- Mod 5 - Ord Reg
- 5.1 Introduction
- 5.2 Ordinal Outcomes
- 5.3 Assumptions
- 5.4 Example 1 - Ordinal Regression on SPSS
- 5.5 Teacher Expectations and Tiering
- 5.6 Example 2 - Ordinal Regression for Tiering
- 5.7 Example 3 - Interaction Effects
- 5.8 Example 4 - Including Prior Attainment
- 5.9 Proportional Odds Assumption
- 5.10 Reporting the Results
- 5.11 Conclusions
- 5.12 Other Categorical Models
- Mod 5 - Ord Reg
5.4 Example 1 - Running an Ordinal Regression on SPSS
Before we get started, a couple of quick notes on how the SPSS ordinal regression procedure works with the data, because it differs from logistic regression. First, for the dependent (outcome) variable, SPSS actually models the probability of achieving each level or below (rather than each level or above). This differs from our example above and what we do for logistic regression. However this makes little practical difference to the calculation, we just have to be careful how we interpret the direction of the resulting coefficients for our explanatory variables. Don’t worry; this will be clear in the example. Second, for categorical (nominal or ordinal) explanatory variables, unlike logistic regression, we do not have the option to directly specify the reference category (LAST or FIRST, see Page 4.11) as SPSS ordinal automatically takes the LAST category as the reference category. So for our gender variable (scored boys=0, girls=1) girls will be the reference category and the coefficients will be for boys. Again this is not a huge problem because if we want to we can simply RECODE our variables to force a particular category as the reference category (e.g. if we wanted boys to be the reference category we could recode gender so girls=0 and boys=1). It is, however, slightly fiddly and annoying!
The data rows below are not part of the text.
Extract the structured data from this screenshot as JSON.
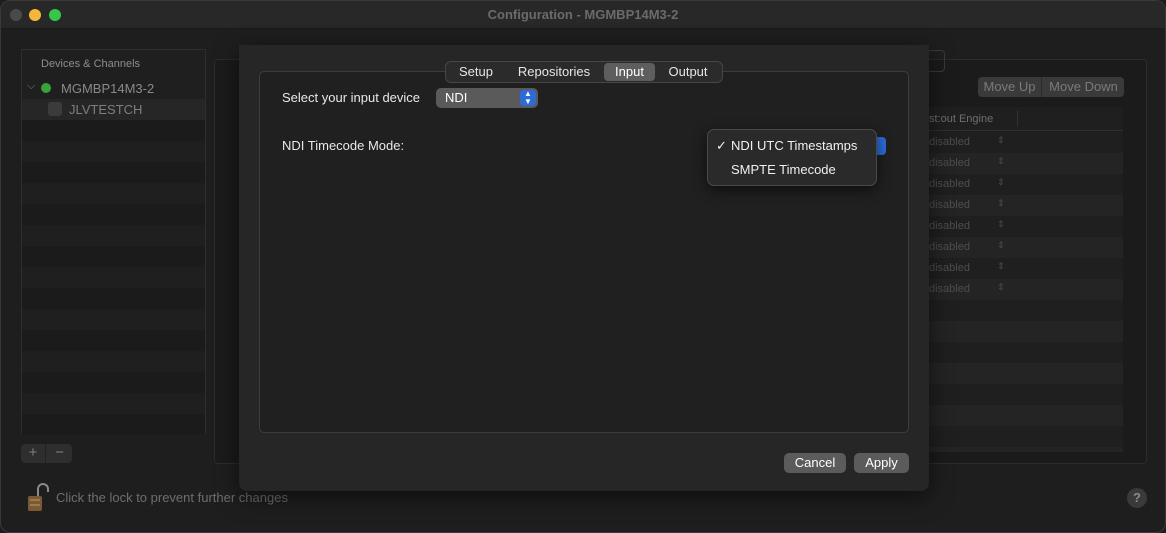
{
  "window": {
    "title": "Configuration - MGMBP14M3-2"
  },
  "devices": {
    "header": "Devices & Channels",
    "device_name": "MGMBP14M3-2",
    "channel_name": "JLVTESTCH",
    "status_color": "#3aa23a"
  },
  "footer": {
    "lock_text": "Click the lock to prevent further changes",
    "help": "?"
  },
  "background": {
    "move_up": "Move Up",
    "move_down": "Move Down",
    "table_header": "st:out Engine",
    "rows": [
      "disabled",
      "disabled",
      "disabled",
      "disabled",
      "disabled",
      "disabled",
      "disabled",
      "disabled"
    ]
  },
  "sheet": {
    "tabs": [
      "Setup",
      "Repositories",
      "Input",
      "Output"
    ],
    "active_tab": "Input",
    "input_label": "Select your input device",
    "input_value": "NDI",
    "timecode_label": "NDI Timecode Mode:",
    "menu": {
      "items": [
        {
          "label": "NDI UTC Timestamps",
          "checked": "✓"
        },
        {
          "label": "SMPTE Timecode",
          "checked": ""
        }
      ]
    },
    "cancel": "Cancel",
    "apply": "Apply"
  },
  "colors": {
    "accent": "#2d6bd9",
    "background": "#1e1e1e"
  }
}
You access the menu via: Analyses > Regression > Ordinal. The window shown below opens. Move English level (k3en) to the ‘Dependent’ box and gender to the ‘Factor(s)’ box.
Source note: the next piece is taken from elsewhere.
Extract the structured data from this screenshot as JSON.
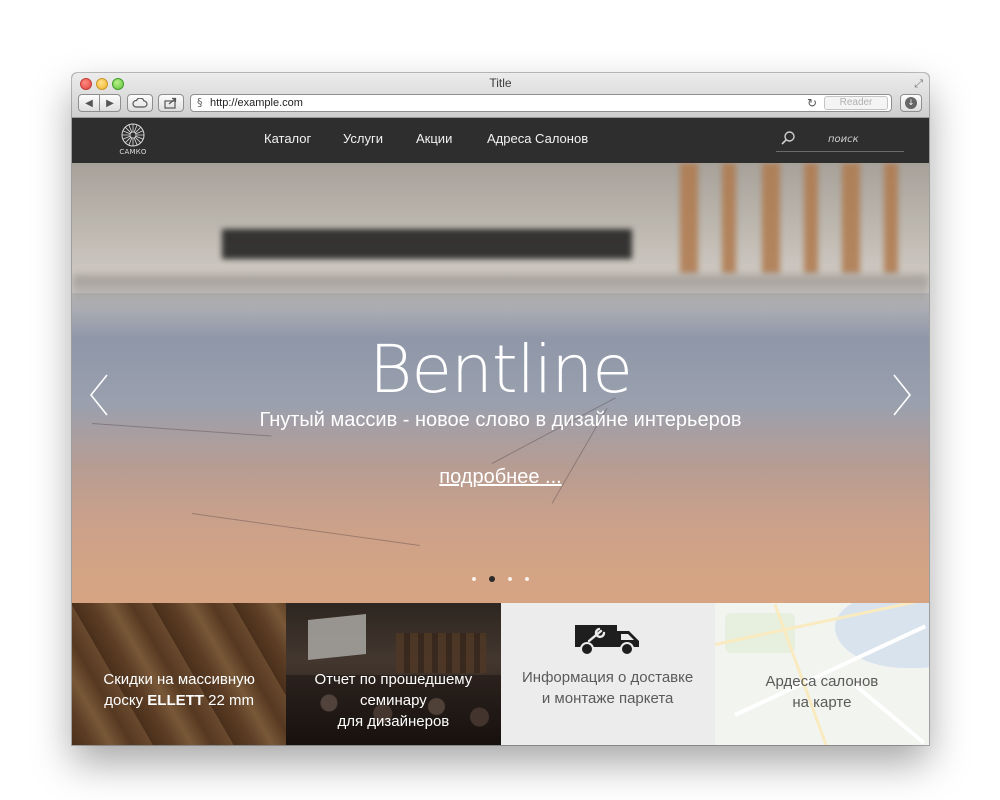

Next click on the Output button. Here we can specify additional outputs. Place a tick in Cell Information. For relatively simple models with a few factors this can help in evaluating the model. However, this is not recommended for models with many factors or for models with continuous covariates, since such models typically result in very large tables which are often of limited value in evaluating the model because they are so extensive (they are so extensive, in fact, that they are likely to cause severe mental distress). Also place a tick in the Test of parallel lines box. This is essential as it will ask SPSS to perform a test of the proportional odds (or parallel lines) assumption underlying the ordinal model (see Page 5.3).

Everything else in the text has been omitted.